Sometimes it’s good to experience photography equipment first hand. The other day I decided I was going to have a play with lenses at my favourite camera shop, where a team of marvellous tinkers and purveyors of photographic goods reside. Clocktower cameras is situated off Queen’s Rd on a quiet street in the Laines of Brighton. It feels like it’s always been there and I’m grateful it exists. I have to admit it’s a difficult to decide what lens to go for, but I entered the shop excited to try some out. I brought in my camera with memory card in and they attached the lenses so I could pop out of the shop to test them. Luckily I’d made friends, with Clocktower’s neighbour Michael from Ivy’s second hand clothes shop. We had met previously and chatted at a supermarket a few months back. He was happy to model for me and so a spontaneous photo session ensued.
In my last blog 6 Useful things to Consider Before you take a Photograph, I pointed out what would be helpful to put in mind to get the best results photographically. As I write this, my intention was quick casual blog to share with you, but then I thought I’d put some helpful pointers in case you’re researching to buy camera equipment.
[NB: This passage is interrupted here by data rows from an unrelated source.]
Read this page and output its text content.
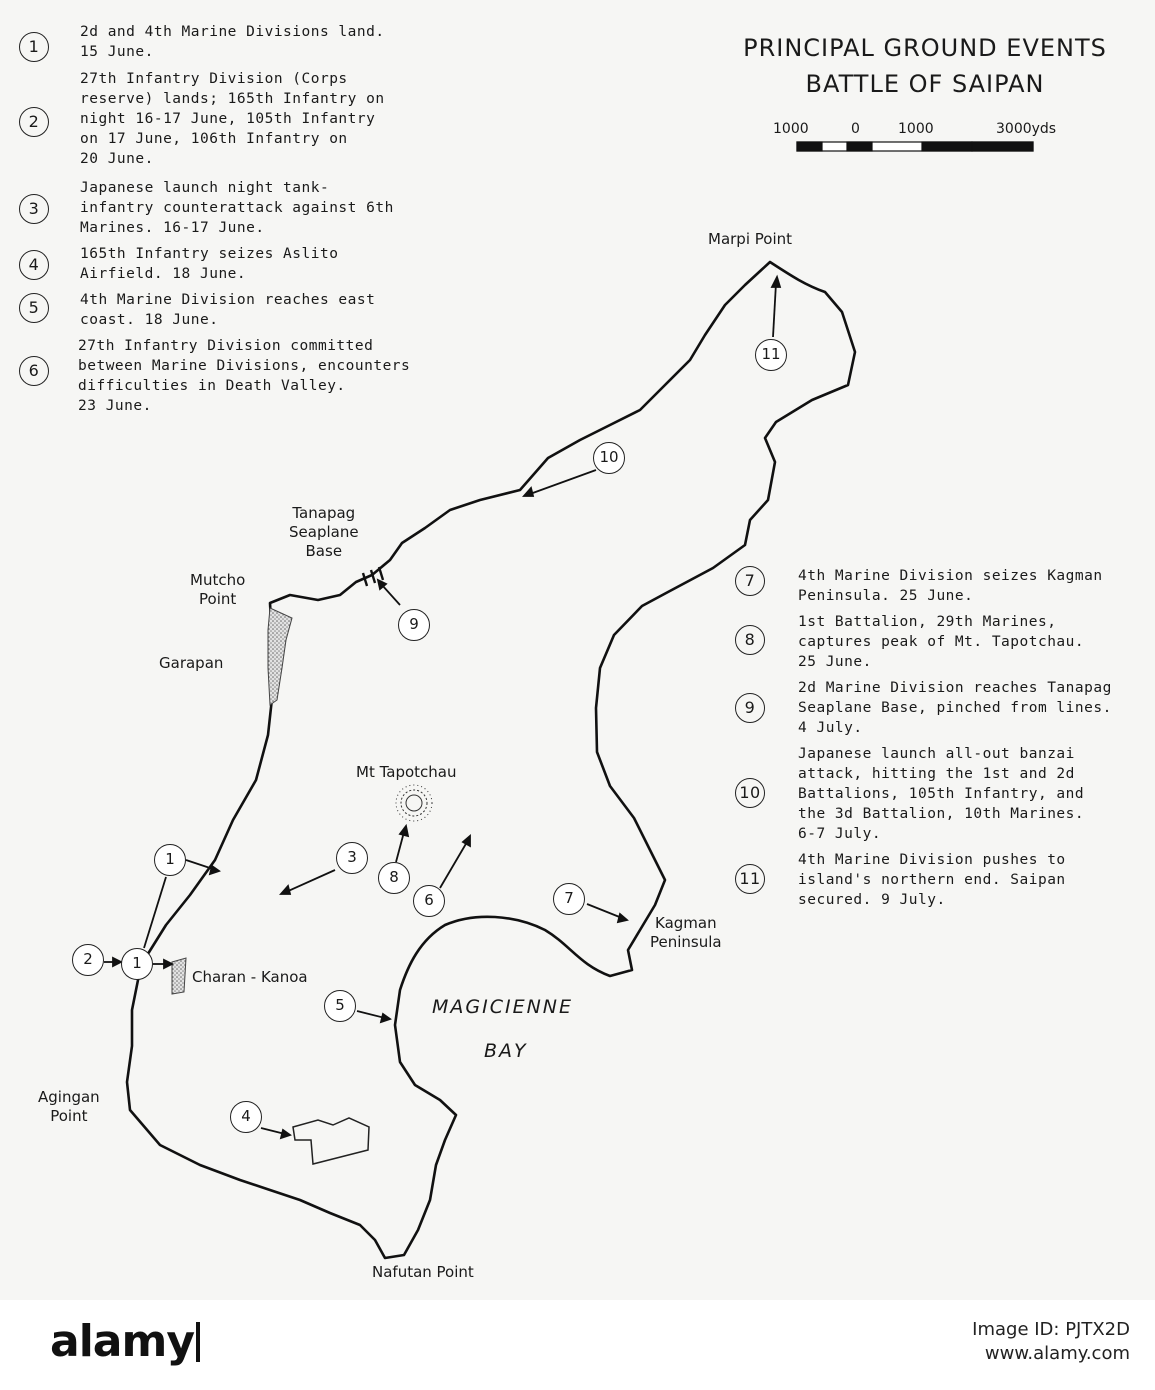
PRINCIPAL GROUND EVENTS
BATTLE OF SAIPAN
1000	0	1000	3000yds
1
2d and 4th Marine Divisions land.
15 June.
2
27th Infantry Division (Corps
reserve) lands; 165th Infantry on
night 16-17 June, 105th Infantry
on 17 June, 106th Infantry on
20 June.
3
Japanese launch night tank-
infantry counterattack against 6th
Marines. 16-17 June.
4
165th Infantry seizes Aslito
Airfield. 18 June.
5	4th Marine Division reaches east
coast. 18 June.
6
27th Infantry Division committed
between Marine Divisions, encounters
difficulties in Death Valley.
23 June.
7	4th Marine Division seizes Kagman
Peninsula. 25 June.
8
1st Battalion, 29th Marines,
captures peak of Mt. Tapotchau.
25 June.
9
2d Marine Division reaches Tanapag
Seaplane Base, pinched from lines.
4 July.
10
Japanese launch all-out banzai
attack, hitting the 1st and 2d
Battalions, 105th Infantry, and
the 3d Battalion, 10th Marines.
6-7 July.
11
4th Marine Division pushes to
island's northern end. Saipan
secured. 9 July.
Marpi Point
Tanapag
Seaplane
Base
Mutcho
Point
Garapan
Mt Tapotchau
Charan - Kanoa
Kagman
Peninsula
Agingan
Point
Nafutan Point
MAGICIENNE
BAY
1
1
2
3
4
5
6	7
8
9
10
11
alamy	Image ID: PJTX2D
www.alamy.com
What do you photograph mostly or what do you enjoy photographing?
This can help you decide what camera or lens to get, what make and model will support your interests.
Is your equipment limited?
Are you struggling make the best out of what you have but not getting the results you need? For example you may need a good macro lens to get details from small objects like jewellery, like the lady I met at Clocktower that same day. She had defined her research area and was able to make a decision on a Lumix so she could photograph her jewellery.
Are you overwhelmed by how to decide?
Do you get all excited at so much photographic equipment could benefit you, then tot up the prices? Large investments of money can reverse your initial buying incentive and be quite upsetting. I think it’s an art to decide what to have. How about writing up a list of importances? What equipment will serve you best and in order of priority. It may be that you need a good tripod to help you photograph interiors with ease. Or a better flash gun so you can control access to light better in challenging light conditions. Whatever it is make a list by considering what your main barriers are and therefore what’s the best equipment that will give you the freedom to take better photos.
I find that’s where a good camera shop is invaluable. There is nothing like a good chat with a person who loves their camera equipment. You can get your reviews online, but go into a shop and try. Clocktower for example gets a regular supply of secondhand equipment, so costs can be kept down. Also don’t forget you can contact a hire company to rent out equipment to try out too.
Love love love!
I do enjoy seeing photographers lovingly hold their favourite lens or camera, like a child with their favourite toy. There’s just a sheer joy of having something you’ve invested in that you know is going to breathe life into what you see.
So in conclusion decide what’s important for YOU based on what you photograph whether for business or pleasure.